Insurance
Insurance If you are concerned that an unexpected, catastrophic event could impede your ability to earn or erode your savings, there is no question life, disability and long-term care insurance strategies may be appropriate solutions for you. The question is, how can you most efficiently acquire them? Did you know that life insurance can be implemented with pre-tax dollars inside a qualified retirement plan? Such a strategy can function as a self-completion mechanism, providing your heirs with your full retirement benefits even if you unexpectedly passed away. And, by a utilizing whole, universal or variable life insurance policy, you not only have another growing asset inside your pension plan, you have permanent coverage that lasts a lifetime.

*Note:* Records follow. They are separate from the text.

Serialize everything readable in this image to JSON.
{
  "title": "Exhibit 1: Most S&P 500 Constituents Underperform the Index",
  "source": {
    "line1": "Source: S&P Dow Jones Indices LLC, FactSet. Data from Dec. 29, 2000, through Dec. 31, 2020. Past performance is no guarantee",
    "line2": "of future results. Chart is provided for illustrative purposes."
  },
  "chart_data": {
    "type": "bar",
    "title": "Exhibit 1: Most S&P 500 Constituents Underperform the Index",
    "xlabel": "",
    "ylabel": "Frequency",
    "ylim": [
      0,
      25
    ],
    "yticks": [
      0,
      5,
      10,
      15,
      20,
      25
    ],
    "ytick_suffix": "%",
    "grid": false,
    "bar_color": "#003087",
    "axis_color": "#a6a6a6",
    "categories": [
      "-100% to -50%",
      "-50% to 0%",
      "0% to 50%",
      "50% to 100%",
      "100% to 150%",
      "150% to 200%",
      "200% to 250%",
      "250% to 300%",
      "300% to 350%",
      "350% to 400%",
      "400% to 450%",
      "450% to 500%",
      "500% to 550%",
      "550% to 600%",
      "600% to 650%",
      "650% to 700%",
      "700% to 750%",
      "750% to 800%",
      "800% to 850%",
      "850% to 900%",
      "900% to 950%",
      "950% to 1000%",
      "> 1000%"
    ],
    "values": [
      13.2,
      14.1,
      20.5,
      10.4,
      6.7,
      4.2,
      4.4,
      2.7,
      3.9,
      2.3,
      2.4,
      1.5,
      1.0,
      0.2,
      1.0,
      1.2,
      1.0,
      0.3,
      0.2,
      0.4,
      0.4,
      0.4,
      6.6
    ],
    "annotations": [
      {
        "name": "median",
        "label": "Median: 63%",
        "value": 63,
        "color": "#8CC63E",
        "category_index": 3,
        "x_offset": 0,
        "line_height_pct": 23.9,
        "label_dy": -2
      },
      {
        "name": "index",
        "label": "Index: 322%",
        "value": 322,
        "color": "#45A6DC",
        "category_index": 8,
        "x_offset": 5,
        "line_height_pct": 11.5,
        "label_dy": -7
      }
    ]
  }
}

Life insurance can also be purchased on a tax-advantaged basis through group benefit plans under Internal Revenue Code Section 79. Such plans provide a partial deduction on contributions, tax-deferred growth and tax-free distributions. In addition, many investment products, such as variable annuities, offer death benefit riders for your heirs, while providing an investment arena that offers tax-deferred growth.

When it comes to disability and long-term care insurance, their premiums can be fully deducted when your business is structured as a C-Corporation. And, that can mean big savings. Check out this example.
If your disability insurance premium was $5,000, it could cost you up to $8,333 in after-tax income in a 35% Federal tax, 5% State tax scenario. That's a $3,333 difference in one year, and across a 25 year career, it's the difference between more than $83,000 in taxes or $193,835 in pre-tax savings compounded at 6% over the same time period!
*This is a hypothetical illustration. Your results will vary.